Life of a Mug

The other day I found myself explaining all of the steps to make a mug.  Just a simple mug that is created using a potter’s wheel.  I make my mugs using porcelain that is white when fired in a reduction gas kiln. 

Before throwing on the potter’s wheel.  I run clay through my pug mill.  This softens the clay, aligns molecules, and gets it ready for making pots.  I wedge 1 and a quarter pound clay balls.  Wedging is like kneading bread.  Well prepared clay makes throwing on the wheel, much easier for the potter. 

So, first you need to center the clay.  I can remember years ago thinking that I would never get the hang of it.  But, with practice and pure stubbornness, I learned this skill. 

Cyndi throwing on kickwheel

With the clay centered, now you can insert your thumb or fingers to create the initial hole in the center.  You will learn how far to go down through years of practice.  Beginning potter’s will stop and use a pin tool to measure the thickness of the bottom.  Your clay will shrink between 11 and 13% so that needs to be considered while making.

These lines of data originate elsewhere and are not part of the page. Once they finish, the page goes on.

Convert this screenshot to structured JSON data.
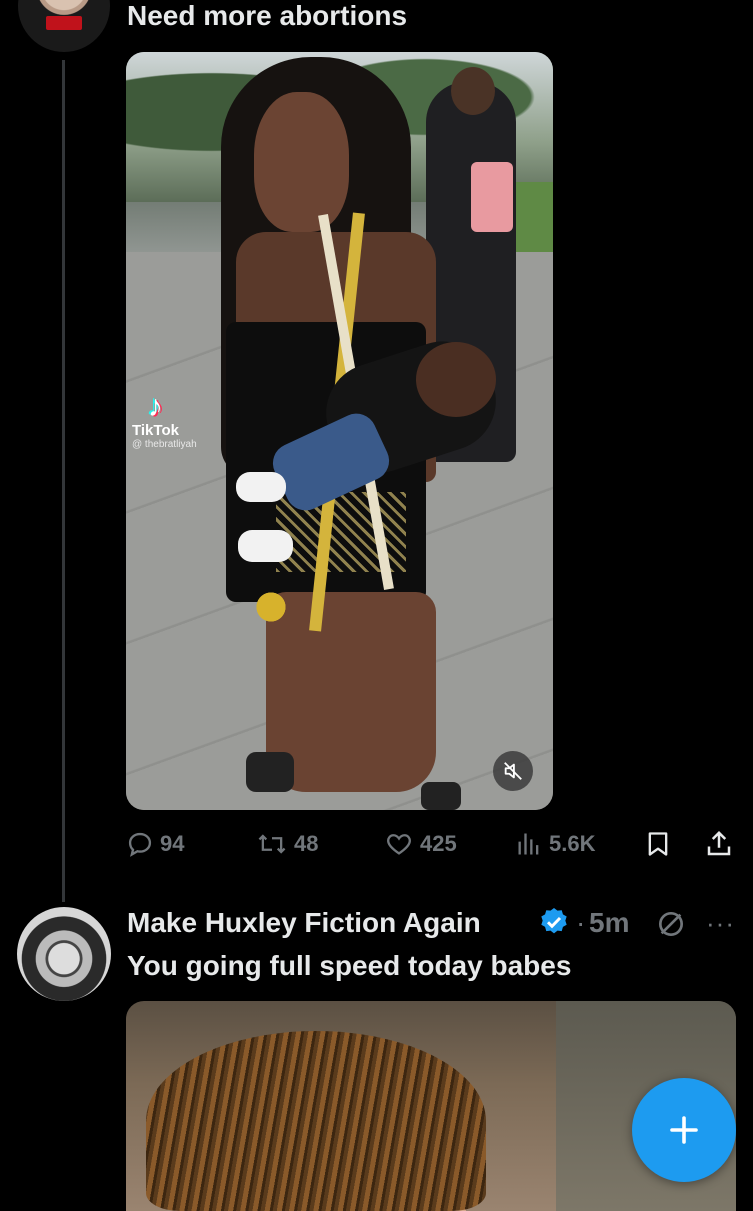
{
  "tweet1": {
    "text": "Need more abortions",
    "media": {
      "watermark_brand": "TikTok",
      "watermark_handle": "@ thebratliyah"
    },
    "actions": {
      "replies": "94",
      "reposts": "48",
      "likes": "425",
      "views": "5.6K"
    }
  },
  "tweet2": {
    "author_name": "Make Huxley Fiction Again",
    "separator": "·",
    "time": "5m",
    "more": "···",
    "text": "You going full speed today babes"
  },
  "icons": {
    "reply": "reply-icon",
    "repost": "repost-icon",
    "like": "heart-icon",
    "views": "views-icon",
    "bookmark": "bookmark-icon",
    "share": "share-icon",
    "mute": "mute-icon",
    "verified": "verified-badge-icon",
    "compose": "plus-icon"
  },
  "colors": {
    "background": "#000000",
    "text_primary": "#e7e9ea",
    "text_secondary": "#71767b",
    "accent": "#1d9bf0"
  }
}
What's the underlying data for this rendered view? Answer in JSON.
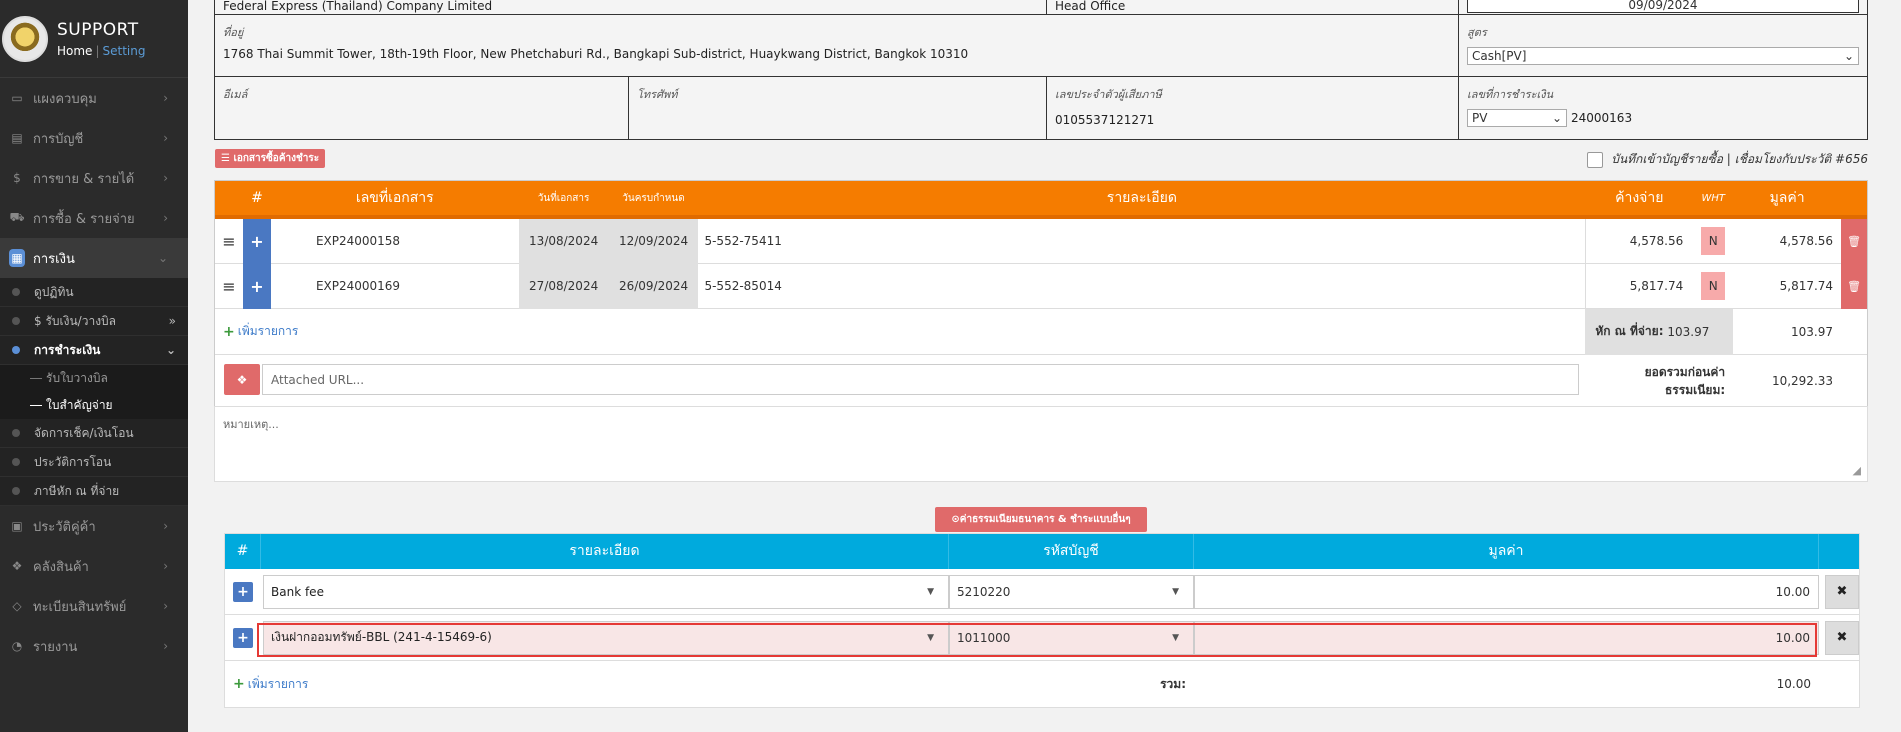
{
  "brand": {
    "title": "SUPPORT",
    "home": "Home",
    "sep": "|",
    "setting": "Setting"
  },
  "sidebar": {
    "items": [
      {
        "label": "แผงควบคุม",
        "icon": "monitor-icon"
      },
      {
        "label": "การบัญชี",
        "icon": "ledger-icon"
      },
      {
        "label": "การขาย & รายได้",
        "icon": "dollar-icon"
      },
      {
        "label": "การซื้อ & รายจ่าย",
        "icon": "cart-icon"
      },
      {
        "label": "การเงิน",
        "icon": "calendar-icon"
      }
    ],
    "finance_sub": [
      {
        "label": "ดูปฏิทิน"
      },
      {
        "label": "$ รับเงิน/วางบิล"
      },
      {
        "label": "การชำระเงิน"
      }
    ],
    "payment_sub": [
      {
        "label": "รับใบวางบิล"
      },
      {
        "label": "ใบสำคัญจ่าย"
      }
    ],
    "finance_sub2": [
      {
        "label": "จัดการเช็ค/เงินโอน"
      },
      {
        "label": "ประวัติการโอน"
      },
      {
        "label": "ภาษีหัก ณ ที่จ่าย"
      }
    ],
    "items2": [
      {
        "label": "ประวัติคู่ค้า",
        "icon": "contacts-icon"
      },
      {
        "label": "คลังสินค้า",
        "icon": "boxes-icon"
      },
      {
        "label": "ทะเบียนสินทรัพย์",
        "icon": "diamond-icon"
      },
      {
        "label": "รายงาน",
        "icon": "report-icon"
      }
    ]
  },
  "info": {
    "company": "Federal Express (Thailand) Company Limited",
    "branch": "Head Office",
    "date": "09/09/2024",
    "address_label": "ที่อยู่",
    "address": "1768 Thai Summit Tower, 18th-19th Floor, New Phetchaburi Rd., Bangkapi Sub-district, Huaykwang District, Bangkok 10310",
    "formula_label": "สูตร",
    "formula": "Cash[PV]",
    "email_label": "อีเมล์",
    "phone_label": "โทรศัพท์",
    "tax_label": "เลขประจำตัวผู้เสียภาษี",
    "tax_id": "0105537121271",
    "payno_label": "เลขที่การชำระเงิน",
    "payno_prefix": "PV",
    "payno": "24000163"
  },
  "doc_btn": "เอกสารซื้อค้างชำระ",
  "record_label": "บันทึกเข้าบัญชีรายซื้อ | เชื่อมโยงกับประวัติ #656",
  "doc_table": {
    "headers": {
      "num": "#",
      "docno": "เลขที่เอกสาร",
      "docdate": "วันที่เอกสาร",
      "duedate": "วันครบกำหนด",
      "detail": "รายละเอียด",
      "outstanding": "ค้างจ่าย",
      "wht": "WHT",
      "value": "มูลค่า"
    },
    "rows": [
      {
        "docno": "EXP24000158",
        "docdate": "13/08/2024",
        "duedate": "12/09/2024",
        "detail": "5-552-75411",
        "outstanding": "4,578.56",
        "wht": "N",
        "value": "4,578.56"
      },
      {
        "docno": "EXP24000169",
        "docdate": "27/08/2024",
        "duedate": "26/09/2024",
        "detail": "5-552-85014",
        "outstanding": "5,817.74",
        "wht": "N",
        "value": "5,817.74"
      }
    ],
    "add_label": "เพิ่มรายการ",
    "wht_label": "หัก ณ ที่จ่าย:",
    "wht_value": "103.97",
    "wht_total": "103.97",
    "subtotal_label1": "ยอดรวมก่อนค่า",
    "subtotal_label2": "ธรรมเนียม:",
    "subtotal": "10,292.33"
  },
  "url_placeholder": "Attached URL...",
  "note_placeholder": "หมายเหตุ...",
  "fee_btn": "ค่าธรรมเนียมธนาคาร & ชำระแบบอื่นๆ",
  "fee_table": {
    "headers": {
      "num": "#",
      "detail": "รายละเอียด",
      "account": "รหัสบัญชี",
      "value": "มูลค่า"
    },
    "rows": [
      {
        "detail": "Bank fee",
        "account": "5210220",
        "value": "10.00"
      },
      {
        "detail": "เงินฝากออมทรัพย์-BBL (241-4-15469-6)",
        "account": "1011000",
        "value": "10.00"
      }
    ],
    "add_label": "เพิ่มรายการ",
    "total_label": "รวม:",
    "total": "10.00"
  },
  "colors": {
    "orange_header": "#f57c00",
    "blue_header": "#00aadd",
    "red_button": "#e06a6a",
    "sidebar": "#2b2b2b"
  }
}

Cyndi Casemier throwing on the potter's wheel

Now you pull up the mug’s wall.  The goal is get the height of your mug within three attempts.  With Coleman porcelain, over-handling it will increase your chances of NOT being successful in your final product.  With practice, your mug’s walls will be the same thickness top to bottom.  Consideration to the thickness of your rim must also be made.  With functional pottery, you always want to think of the end user.  When throwing my mugs, I like them to be six inches tall and about 4 inches wide.  Remember, after firing your mug in two different kiln firing cycles, it will shrink approximately 12%.  My mug will be approximately 3 1/2 inches across and 5 1/2 inches tall when finished. 

 drying mugs

Consideration to its shape must be made during and after you have pulled the walls up to the height that you desire.  I like simple mugs, fairly straight sides with a more narrow base.  I like to roll a handmade stamp around the bottom third of the mug that relates to our moving sands or water currents. 

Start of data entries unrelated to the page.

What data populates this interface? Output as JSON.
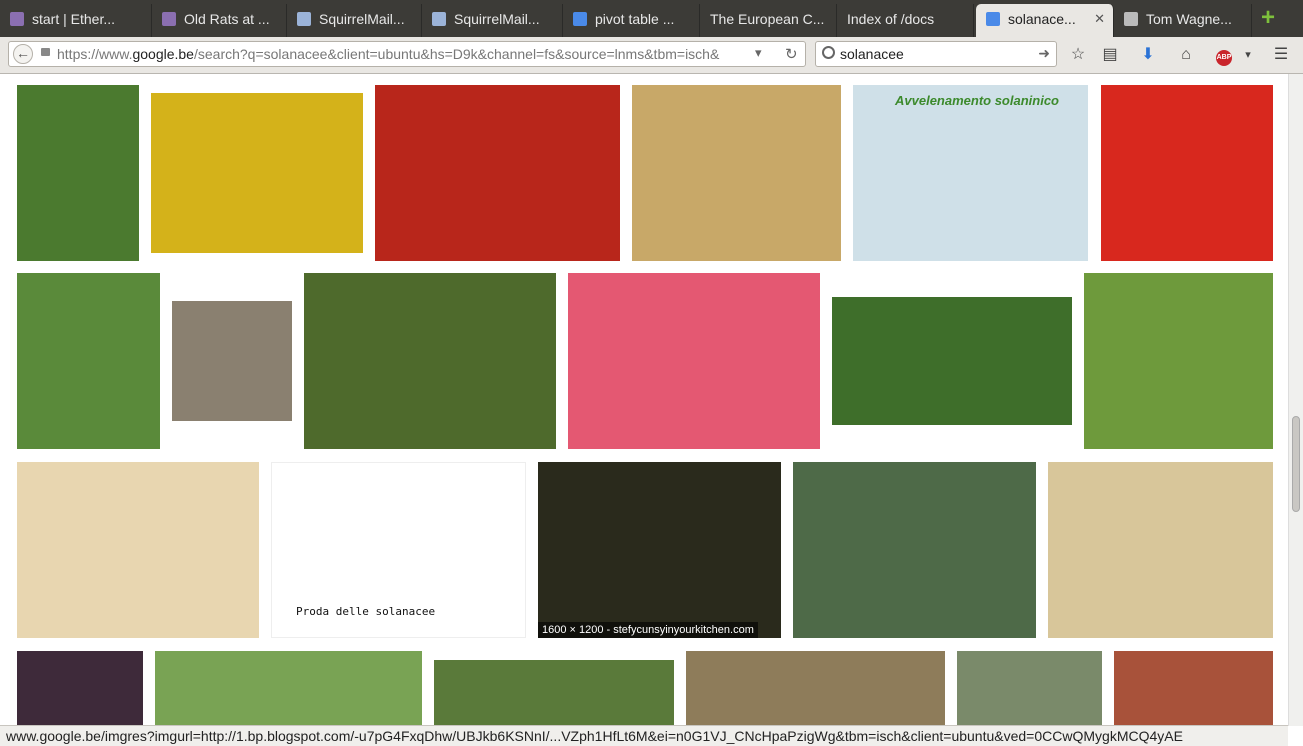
{
  "tabs": [
    {
      "label": "start | Ether...",
      "color": "#8b6fb1"
    },
    {
      "label": "Old Rats at ...",
      "color": "#8b6fb1"
    },
    {
      "label": "SquirrelMail...",
      "color": "#9bb3d8"
    },
    {
      "label": "SquirrelMail...",
      "color": "#9bb3d8"
    },
    {
      "label": "pivot table ...",
      "color": "#4a8ae8"
    },
    {
      "label": "The European C...",
      "color": ""
    },
    {
      "label": "Index of /docs",
      "color": ""
    },
    {
      "label": "solanace...",
      "color": "#4a8ae8",
      "active": true
    },
    {
      "label": "Tom Wagne...",
      "color": "#bbbbbb"
    }
  ],
  "nav": {
    "url_prefix": "https://www.",
    "url_host": "google.be",
    "url_rest": "/search?q=solanacee&client=ubuntu&hs=D9k&channel=fs&source=lnms&tbm=isch&",
    "search_query": "solanacee"
  },
  "images": [
    {
      "name": "image-plant-pot",
      "color": "#4b7a2f"
    },
    {
      "name": "image-yellow-tansy",
      "color": "#d4b21a"
    },
    {
      "name": "image-cherry-tomatoes",
      "color": "#b8261b"
    },
    {
      "name": "image-potatoes",
      "color": "#c8a868"
    },
    {
      "name": "image-solanine-poster",
      "color": "#cfe0e8"
    },
    {
      "name": "image-red-tomatoes",
      "color": "#d8281e"
    },
    {
      "name": "image-brugmansia",
      "color": "#5a8a3a"
    },
    {
      "name": "image-vintage-woman",
      "color": "#8a8070"
    },
    {
      "name": "image-orange-berries",
      "color": "#4e6a2c"
    },
    {
      "name": "image-pink-petunias",
      "color": "#e45872"
    },
    {
      "name": "image-white-flowers",
      "color": "#3e6e2a"
    },
    {
      "name": "image-poppy-field",
      "color": "#6e9a3c"
    },
    {
      "name": "image-mandrake-drawing",
      "color": "#e8d6b0"
    },
    {
      "name": "image-solanacee-diagram",
      "color": "#ffffff"
    },
    {
      "name": "image-green-dip",
      "color": "#2a2a1c"
    },
    {
      "name": "image-henbane-flower",
      "color": "#4e6a48"
    },
    {
      "name": "image-book-cover",
      "color": "#d8c69a"
    },
    {
      "name": "image-eggplant",
      "color": "#3e2a3a"
    },
    {
      "name": "image-striped-plant",
      "color": "#79a354"
    },
    {
      "name": "image-leaves",
      "color": "#5a7a3a"
    },
    {
      "name": "image-garden-structure",
      "color": "#8e7c5a"
    },
    {
      "name": "image-plant-window",
      "color": "#7a8a6a"
    },
    {
      "name": "image-physalis",
      "color": "#a8523a"
    }
  ],
  "overlays": {
    "solanine_title": "Avvelenamento solaninico",
    "diagram_caption": "Proda delle solanacee",
    "dip_caption": "1600 × 1200 - stefycunsyinyourkitchen.com"
  },
  "status_url": "www.google.be/imgres?imgurl=http://1.bp.blogspot.com/-u7pG4FxqDhw/UBJkb6KSNnI/...VZph1HfLt6M&ei=n0G1VJ_CNcHpaPzigWg&tbm=isch&client=ubuntu&ved=0CCwQMygkMCQ4yAE"
}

All of the thrown mugs are covered in plastic and set aside for a day.  In a perfect world, I would pull handles the next day (think milking a cow), let them set up just a bit and then attach to the body of the cup.  The goal is a handle that is the appropriate width for the shape and height of the mug.  Handmade mugs need to be picked up and held.  Each person likes to hold their mug in a certain way.  Personal taste regarding the size and shape of a mug is as varied as there are people in the world.  When I am looking at mugs, I always pick them up, moving it from hand to hand, deciding how it feels to me.  I like to use a chopstick to add detail to the bottom of the mug plus stamp my logo on the bottom of it. 

drying mugs 2

I turn the finished mugs upside down to dry, covered with an old sheet.  About five days later, I take a sponge and smooth any rough spots and look at them one more time for any cracking or defects.  I make sure that the rim where your lips will touch the mug is smooth and pleasing to the touch.  Now, they will be loaded into my electric kiln for the bisque firing, about 1800 degrees fahrenheit.  This is a 12 hour firing and another day of cooling. 

Glazing is next.  If I rolled my currents roller around the bottom third of the mug, I will probably paint a thinned underglaze in wave like brush strokes around this section.  I make all of my glazes from dry chemicals.  Years of mixing these glazes allows for knowledge of what your work will look like when pulling it out of the kiln.  Application of a glaze that uses our Lake Michigan sand is applied  to this section.  Poured celadon glaze in a blue or green will go on the inside and outside of the top two thirds.  These areas will be glazed twice for good coverage of the celadon glaze.  It takes about three weeks of solid work to fill my reduction kiln.  When there is enough work to fill it, then I will fire.

The gas kiln is fired over a day and a half.  I light it around 8pm on the first night.  I go to bed when it is about 600 degrees around 11pm.  A few adjustments are made during these three hours.  The next morning around 6am, I adjust the burners, air, and damper.  Many adjustments take place through the next 8-10 hours.  Ultimately, I am looking for my kiln to reach about 2350 degrees or Cone 10.  We use engineered cones inside of our kiln to determine what is really happening inside it over time. 

Then, we wait for two days, letting it cool slowly.  With experience, there shouldn’t be too many surprises with the opening of the kiln door.  Maybe some “Wow!  that glaze really looks good this time.”  Hopefully, nothing needs to have a hammer taken to it.  Slight grinding of the bottoms and off to the gallery or another business.